От этих кратких и загадочных ответов сарацина и от взвинченного состояния баронессы атмосфера становилась все более мрачной и напряженной.
- Таким образом, единственный наследник замка де Сойе мессир Жозеф, это все…
- Нет, не все! – воскликнула мадам де Кистель. – Как вы могли заметить, Жозеф сменил костюм сеньора на одеяние монаха. К чему ему теперь его наследственные земли?!
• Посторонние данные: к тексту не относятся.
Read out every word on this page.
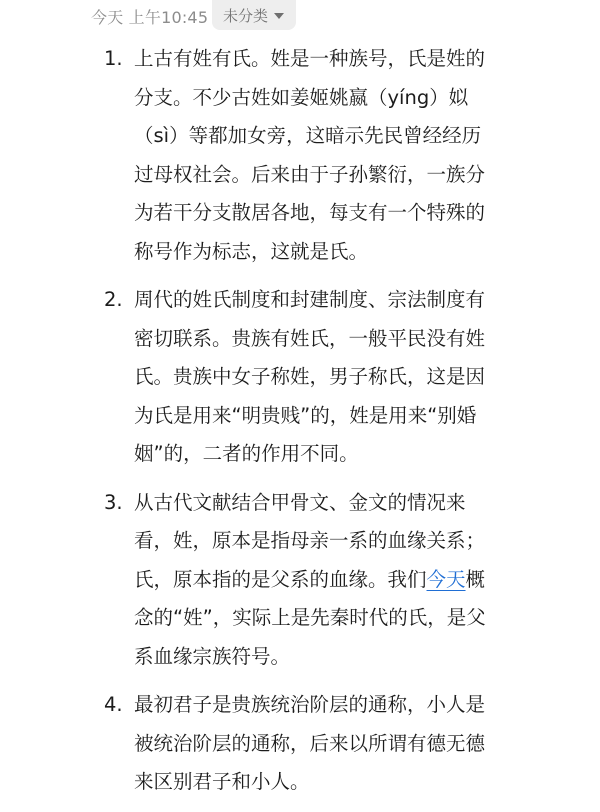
今天 上午10:45 未分类
1. 上古有姓有氏。姓是一种族号，氏是姓的分支。不少古姓如姜姬姚嬴（yíng）姒（sì）等都加女旁，这暗示先民曾经经历过母权社会。后来由于子孙繁衍，一族分为若干分支散居各地，每支有一个特殊的称号作为标志，这就是氏。
2. 周代的姓氏制度和封建制度、宗法制度有密切联系。贵族有姓氏，一般平民没有姓氏。贵族中女子称姓，男子称氏，这是因为氏是用来“明贵贱”的，姓是用来“别婚姻”的，二者的作用不同。
3. 从古代文献结合甲骨文、金文的情况来看，姓，原本是指母亲一系的血缘关系；氏，原本指的是父系的血缘。我们今天概念的“姓”，实际上是先秦时代的氏，是父系血缘宗族符号。
4. 最初君子是贵族统治阶层的通称，小人是被统治阶层的通称，后来以所谓有德无德来区别君子和小人。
На глазах дело становилось все более запутанным и неразрешимым…
- Вы забываете, мадам, - вмешался отец Франсуа, - что, когда мессир Жозеф вступил в нашу скромную братию, он принес свои земли в дар святой обители.
- Проклятье! – прогремел господин, несколько минут назад повздоривший с мадам де Кистель. – А какое право имел этот чертов язычник завещать порядочные земли поповской братии?!
- Я прошу вас не вмешиваться, сеньор де Кистель, - жестом приподнятой руки остановил его граф.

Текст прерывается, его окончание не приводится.